Staples Canada is using Twitter, Facebook, Instagram, LinkedIn and Pinterest to reach their target audience through social channels and they are (this close to) killing it, or so it would seem. A quick glance at the Staples Canada profile on each platform shows consistent imagery and language in their bio creating cohesive brand representation. They know their target market is millennial moms through to business professionals so these platforms will proposition Staples Canada on the channels their market is using most. After a browse through all of these channels, it can be said that Staples Canada:
- Provides information and resources ✔
- The majority of their posts lead with a question followed by a slice of information linked to a resource or future event
- Creates community ✔
- The use of a brand centred hashtag, #worklearngrow and #staplesspotlight encourages employees, customers and brand partners to create community as well as show off purchases
- Curating and hosting virtual events, not to be mistaken as altruistic as, afterall, Staples Canada is a business, these events pair nicely with a new purchase from Staples Canada
- Acknowledges current social matters ✔
- Using a combination of the different Pride flags during Pride month
- Posting about current social issues such as the recent uncovering of the mass grave at the former residential school location in BC
While Staples Canada is using the best social media channels for their target market and creating a cohesive online presence throughout all of the channels, there are clear next steps the company must take to up their game, especially in the age of social media.
- Interaction with audience – creating a hashtag to allow customers to become part of the Staples Canada story is great, however, their inconsistent replies to customers via social media is noticeable and the issue with this is amplified because there are only a handful of comments on posts making it seem that these questions are ignored rather than just unable to get to due to the amount of questions. A greater effort should be made to reply to satisfy current and potential customers.
- Social standing –
- (a) including a Pride flag isn’t demonstrative of inclusion and equity anymore, showing how you are an ally is what matters. Is there continuing education occurring within the company? How about using the #staplesspotlight hashtag as a way to spotlight who the flag represents? A recent comment on their Instagram asks what they are doing beyond using the flag and -surprise- no reply.
- (b) posting about the mass grave in BC shows they are listening to the news, but are they listening to the people? The Facebook post reads,
“At Staples we will continue to build our education and awareness of the lived experiences of Indigenous Peoples in Canada with all of our associates, and stand up for diversity, equity and inclusion every day.” – Staples Canada
This is another example of Staples Canada acknowledging a social/political issue. Their words are great, but how is Staples Canada do this?

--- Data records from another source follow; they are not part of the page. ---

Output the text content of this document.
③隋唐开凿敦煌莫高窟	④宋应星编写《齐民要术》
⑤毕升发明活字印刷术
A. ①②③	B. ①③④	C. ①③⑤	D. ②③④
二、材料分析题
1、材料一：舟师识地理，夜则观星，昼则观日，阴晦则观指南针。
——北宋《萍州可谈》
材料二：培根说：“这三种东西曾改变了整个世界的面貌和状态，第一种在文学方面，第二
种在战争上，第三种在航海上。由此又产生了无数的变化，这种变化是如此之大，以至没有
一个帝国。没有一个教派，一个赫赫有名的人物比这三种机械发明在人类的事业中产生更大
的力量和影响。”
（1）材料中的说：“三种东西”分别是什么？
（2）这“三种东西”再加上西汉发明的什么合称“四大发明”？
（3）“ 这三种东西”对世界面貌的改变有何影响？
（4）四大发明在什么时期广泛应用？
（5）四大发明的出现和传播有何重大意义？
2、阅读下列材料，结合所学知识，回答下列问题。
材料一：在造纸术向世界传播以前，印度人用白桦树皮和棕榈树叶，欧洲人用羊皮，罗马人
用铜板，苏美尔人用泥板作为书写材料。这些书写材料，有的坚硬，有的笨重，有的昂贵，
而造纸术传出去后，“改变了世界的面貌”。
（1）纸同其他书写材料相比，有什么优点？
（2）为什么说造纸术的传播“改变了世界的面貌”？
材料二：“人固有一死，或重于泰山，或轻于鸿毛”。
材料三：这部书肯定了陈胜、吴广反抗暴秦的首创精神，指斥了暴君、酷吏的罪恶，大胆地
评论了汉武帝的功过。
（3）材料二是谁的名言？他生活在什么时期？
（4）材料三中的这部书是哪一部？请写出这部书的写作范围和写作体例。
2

Staples Canada has made a solid effort to be present where their target market is, but target markets are wising up to companies empty contributions to society and lack of relationship building in exchange for more niche brands that put in the work to build a relationship and earn their sales. With more consistent and timely customer interaction and clearly defined steps to help achieve social goals within the company, I think Staples Canada stands a chance with the next generation of tech-savvy customers.